Wakil Ketua DPR Sufmi Dasco Ahmad saat menerima audiensi perwakilan warga Pati di Kompleks Parlemen, Senayan, Jakarta. Dokumentasi/ Istimewa.
Audiensi dengan DPR Disebut Jadi Ruang Keterbukaan Dialog
Deny Irwanto • 28 August 2026 06:18
Jakarta: Pertemuan antara perwakilan masyarakat Pati dan pimpinan DPR RI di Kompleks Parlemen, Senayan, Jakarta, kemarin menjadi ruang bagi masyarakat untuk menyampaikan aspirasi secara langsung.
Aktivis 98 Revitriyoso Husodo menilai audiensi dapat menjadi bagian dari upaya menjaga komunikasi antara masyarakat dan lembaga perwakilan.
"Diterimanya pendemo dari Pati oleh unsur pimpinan DPR RI menunjukkan bahwa penyampaian aspirasi masyarakat telah diterima oleh wakilnya di parlemen," kata Revitriyoso Husodo di Jakarta dikutip, Jumat, 28 Agustus 2026.
Dalam pertemuan tersebut DPR menegaskan komitmen pengesahan Rancangan Undang-Undang (RUU) Perampasan Aset. Pada Rapat Paripurna ke-3 DPR Masa Persidangan I Tahun Sidang 2026-2027 telah disepakati beleid itu disahkan pada 15 Desember 2026.
Dasco memastikan kesepakatan target pengesahan tersebut telah tercatat resmi. Masyarakat dapat memantau langsung.
“Kita sudah sampaikan, sepakati, dan disetujui. Bahwa limit waktu paling lambat untuk Rancangan Undang-Undang Perampasan Aset itu akan diketok di paripurna pada tanggal 15 Desember 2026,” kata Wakil Ketua DPR Sufmi Dasco Ahmad saat menerima audiensi perwakilan warga Pati di Kompleks Parlemen.

Wakil Ketua DPR Sufmi Dasco Ahmad saat menerima audiensi perwakilan warga Pati di Kompleks Parlemen, Senayan, Jakarta.

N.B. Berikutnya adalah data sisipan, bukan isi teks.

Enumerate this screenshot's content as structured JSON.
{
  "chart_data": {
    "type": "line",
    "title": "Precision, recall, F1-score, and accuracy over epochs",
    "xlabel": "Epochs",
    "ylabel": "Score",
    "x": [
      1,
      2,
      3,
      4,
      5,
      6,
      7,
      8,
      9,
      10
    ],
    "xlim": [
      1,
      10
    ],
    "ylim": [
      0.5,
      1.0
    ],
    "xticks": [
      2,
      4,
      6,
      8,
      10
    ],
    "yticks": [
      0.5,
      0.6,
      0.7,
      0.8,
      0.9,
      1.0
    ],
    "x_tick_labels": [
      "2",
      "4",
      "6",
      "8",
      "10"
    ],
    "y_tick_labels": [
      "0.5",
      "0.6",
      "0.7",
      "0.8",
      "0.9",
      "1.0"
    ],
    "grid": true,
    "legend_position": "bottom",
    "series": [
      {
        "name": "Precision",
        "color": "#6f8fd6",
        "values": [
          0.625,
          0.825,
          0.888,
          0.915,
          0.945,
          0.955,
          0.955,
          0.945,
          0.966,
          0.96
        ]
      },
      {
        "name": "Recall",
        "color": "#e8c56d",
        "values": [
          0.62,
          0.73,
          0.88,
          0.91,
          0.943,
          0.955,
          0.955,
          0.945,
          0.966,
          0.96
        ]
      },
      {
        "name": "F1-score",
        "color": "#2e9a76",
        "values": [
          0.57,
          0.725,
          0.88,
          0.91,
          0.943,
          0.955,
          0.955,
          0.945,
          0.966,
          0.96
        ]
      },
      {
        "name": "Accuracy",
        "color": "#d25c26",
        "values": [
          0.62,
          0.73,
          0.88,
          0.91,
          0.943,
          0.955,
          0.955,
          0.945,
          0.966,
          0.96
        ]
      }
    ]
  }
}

Dokumentasi/ Istimewa.
Revitriyoso menilai komitmen tersebut perlu terus dikawal melalui partisipasi masyarakat. Ia berharap proses pembentukan aturan tersebut dapat berlangsung secara terbuka dan melibatkan berbagai pihak sehingga menghasilkan regulasi yang dapat menjawab kebutuhan penegakan hukum.
Di sisi lain, Revitriyoso mengajak masyarakat tetap menyampaikan pendapat secara konstruktif terhadap kebijakan pemerintah. "Karena itu, mari kita jangan lelah mencintai negeri ini dengan terus saling mengisi satu sama lain serta melibatkan seluruh elemen masyarakat," jelasnya.
"Program Presiden yang baik kita dukung dan lanjutkan. Sementara yang masih kurang baik, kita kritik sekaligus kita berikan solusi. Kritik itu bukan berarti membenci, tetapi bagian dari upaya memperbaiki," ujarnya.